I let my system run hot and quiet. I've a K7S5A with a Athlon T-bird 1333, quite a hot chip (hotter than yours at about 70W at full load compared with 62W for your Palomino 1600+; see
Anandtech's info on power dissipation). I use an Enermax Whisper PSU with adjustable fan speed, the external fan I run at about 2000rpm to keep it quiet, and an Alpha 8045 HSF carefully fitted with a very little Arctic Silver II, with the quietest Papst fan (19CFM output), all tucked away under my desk (keeps my feet toasty warm, not much air circulation though).
At stock speed, 1328MHz on this board, it's usually 33-35C system temp, and 57-59C CPU temp, full load (I run SETI@home 24/7), in an ambient temperature of >20C (all that hot air the PC makes). It's rock solid. Overclocking a little to 1427MHz (75W), it goes up to 35-37C system temp, 61-63C CPU temp. Rock solid. (By rock solid I mean, it never crashes, and as I say it runs 24/7/365.) Even when I let the system idle at stock speed, it still runs warm at 30-32C system temp, 52-54C CPU temp.

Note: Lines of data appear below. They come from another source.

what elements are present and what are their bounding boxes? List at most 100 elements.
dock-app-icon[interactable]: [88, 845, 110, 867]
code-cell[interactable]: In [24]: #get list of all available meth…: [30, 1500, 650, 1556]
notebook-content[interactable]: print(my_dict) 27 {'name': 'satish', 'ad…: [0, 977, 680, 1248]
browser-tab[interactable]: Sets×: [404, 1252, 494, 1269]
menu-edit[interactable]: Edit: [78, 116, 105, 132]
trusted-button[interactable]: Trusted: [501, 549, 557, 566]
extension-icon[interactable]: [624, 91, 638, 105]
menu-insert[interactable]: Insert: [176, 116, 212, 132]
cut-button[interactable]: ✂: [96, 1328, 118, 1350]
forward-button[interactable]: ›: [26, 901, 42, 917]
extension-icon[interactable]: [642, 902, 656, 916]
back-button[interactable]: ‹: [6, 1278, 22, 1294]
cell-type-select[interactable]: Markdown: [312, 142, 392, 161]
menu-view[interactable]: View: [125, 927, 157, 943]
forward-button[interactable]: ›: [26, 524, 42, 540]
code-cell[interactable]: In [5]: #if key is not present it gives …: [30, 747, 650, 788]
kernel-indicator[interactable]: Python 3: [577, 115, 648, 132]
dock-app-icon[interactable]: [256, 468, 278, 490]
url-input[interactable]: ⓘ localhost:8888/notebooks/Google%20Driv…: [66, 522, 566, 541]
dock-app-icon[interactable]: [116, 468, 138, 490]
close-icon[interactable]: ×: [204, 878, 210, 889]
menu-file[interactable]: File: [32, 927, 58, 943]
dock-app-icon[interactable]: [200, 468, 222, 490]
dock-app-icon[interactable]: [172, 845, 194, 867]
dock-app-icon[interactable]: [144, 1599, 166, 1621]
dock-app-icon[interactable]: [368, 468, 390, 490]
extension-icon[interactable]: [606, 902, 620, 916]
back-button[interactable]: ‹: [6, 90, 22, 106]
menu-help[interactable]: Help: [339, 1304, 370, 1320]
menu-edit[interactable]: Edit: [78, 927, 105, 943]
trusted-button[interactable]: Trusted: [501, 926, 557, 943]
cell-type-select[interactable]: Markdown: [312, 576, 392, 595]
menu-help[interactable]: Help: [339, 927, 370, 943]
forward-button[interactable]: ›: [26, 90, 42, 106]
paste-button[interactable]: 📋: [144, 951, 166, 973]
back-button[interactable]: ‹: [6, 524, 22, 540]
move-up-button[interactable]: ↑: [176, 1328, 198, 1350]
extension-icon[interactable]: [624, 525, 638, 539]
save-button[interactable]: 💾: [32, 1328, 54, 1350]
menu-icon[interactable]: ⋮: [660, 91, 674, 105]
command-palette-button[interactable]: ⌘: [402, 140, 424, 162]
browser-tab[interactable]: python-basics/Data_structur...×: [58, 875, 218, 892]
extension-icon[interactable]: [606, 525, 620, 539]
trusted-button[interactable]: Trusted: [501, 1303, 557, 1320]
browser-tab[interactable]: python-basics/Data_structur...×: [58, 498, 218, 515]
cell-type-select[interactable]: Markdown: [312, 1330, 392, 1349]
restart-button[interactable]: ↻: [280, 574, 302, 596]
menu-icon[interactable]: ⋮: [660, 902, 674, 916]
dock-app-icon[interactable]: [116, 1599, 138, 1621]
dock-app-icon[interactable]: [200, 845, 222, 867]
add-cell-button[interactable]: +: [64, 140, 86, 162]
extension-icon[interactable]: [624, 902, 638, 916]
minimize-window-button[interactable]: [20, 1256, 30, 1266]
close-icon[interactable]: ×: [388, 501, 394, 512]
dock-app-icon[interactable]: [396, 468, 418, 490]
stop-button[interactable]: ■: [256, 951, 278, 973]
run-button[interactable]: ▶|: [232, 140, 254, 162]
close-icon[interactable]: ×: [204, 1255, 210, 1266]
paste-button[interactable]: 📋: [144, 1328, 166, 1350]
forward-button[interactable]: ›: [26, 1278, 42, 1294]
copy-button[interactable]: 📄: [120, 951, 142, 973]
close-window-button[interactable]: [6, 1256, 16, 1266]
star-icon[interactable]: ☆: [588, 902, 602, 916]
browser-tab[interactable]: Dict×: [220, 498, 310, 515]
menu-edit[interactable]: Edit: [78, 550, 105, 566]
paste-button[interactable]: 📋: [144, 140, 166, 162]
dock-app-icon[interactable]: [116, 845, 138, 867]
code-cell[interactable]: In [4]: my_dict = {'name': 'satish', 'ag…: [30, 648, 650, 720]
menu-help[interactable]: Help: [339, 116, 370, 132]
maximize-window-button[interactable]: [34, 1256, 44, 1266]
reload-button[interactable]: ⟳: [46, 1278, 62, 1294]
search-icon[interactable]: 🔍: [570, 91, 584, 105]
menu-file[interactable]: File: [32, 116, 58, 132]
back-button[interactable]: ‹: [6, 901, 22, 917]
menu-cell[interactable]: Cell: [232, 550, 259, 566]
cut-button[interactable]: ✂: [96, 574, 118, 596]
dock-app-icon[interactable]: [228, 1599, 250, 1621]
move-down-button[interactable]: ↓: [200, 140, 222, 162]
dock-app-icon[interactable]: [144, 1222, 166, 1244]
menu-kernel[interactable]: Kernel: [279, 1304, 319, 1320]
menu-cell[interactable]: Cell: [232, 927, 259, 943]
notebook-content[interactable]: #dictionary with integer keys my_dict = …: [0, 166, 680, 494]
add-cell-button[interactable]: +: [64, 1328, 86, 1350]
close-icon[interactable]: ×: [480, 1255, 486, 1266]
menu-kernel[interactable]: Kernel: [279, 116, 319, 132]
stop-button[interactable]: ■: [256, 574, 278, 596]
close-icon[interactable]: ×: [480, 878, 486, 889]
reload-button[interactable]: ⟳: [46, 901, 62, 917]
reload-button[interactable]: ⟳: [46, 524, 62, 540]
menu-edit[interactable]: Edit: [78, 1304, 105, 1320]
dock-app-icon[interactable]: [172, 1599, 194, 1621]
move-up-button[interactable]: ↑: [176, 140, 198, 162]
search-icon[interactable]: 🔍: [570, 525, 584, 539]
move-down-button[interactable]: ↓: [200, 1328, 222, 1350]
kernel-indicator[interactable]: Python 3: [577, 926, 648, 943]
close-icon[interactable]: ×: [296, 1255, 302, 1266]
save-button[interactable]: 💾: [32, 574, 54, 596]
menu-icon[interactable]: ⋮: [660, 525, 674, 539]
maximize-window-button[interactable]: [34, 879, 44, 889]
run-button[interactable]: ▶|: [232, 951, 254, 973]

Moral of the story, such as it is, is yes, get a better HSF, and be very careful to fit it right with a suitably small amount of compound evenly spread; these chips can run scarily hot at their stock speeds or even with a slight overclock with perfect stability. The only other consideration might be the lifetime of the CPU - at these temps your CPU may have a lifetime of only 5 years' running or so; if you keep it really cool (under 40C) you can reasonably expect it to last several decades' running.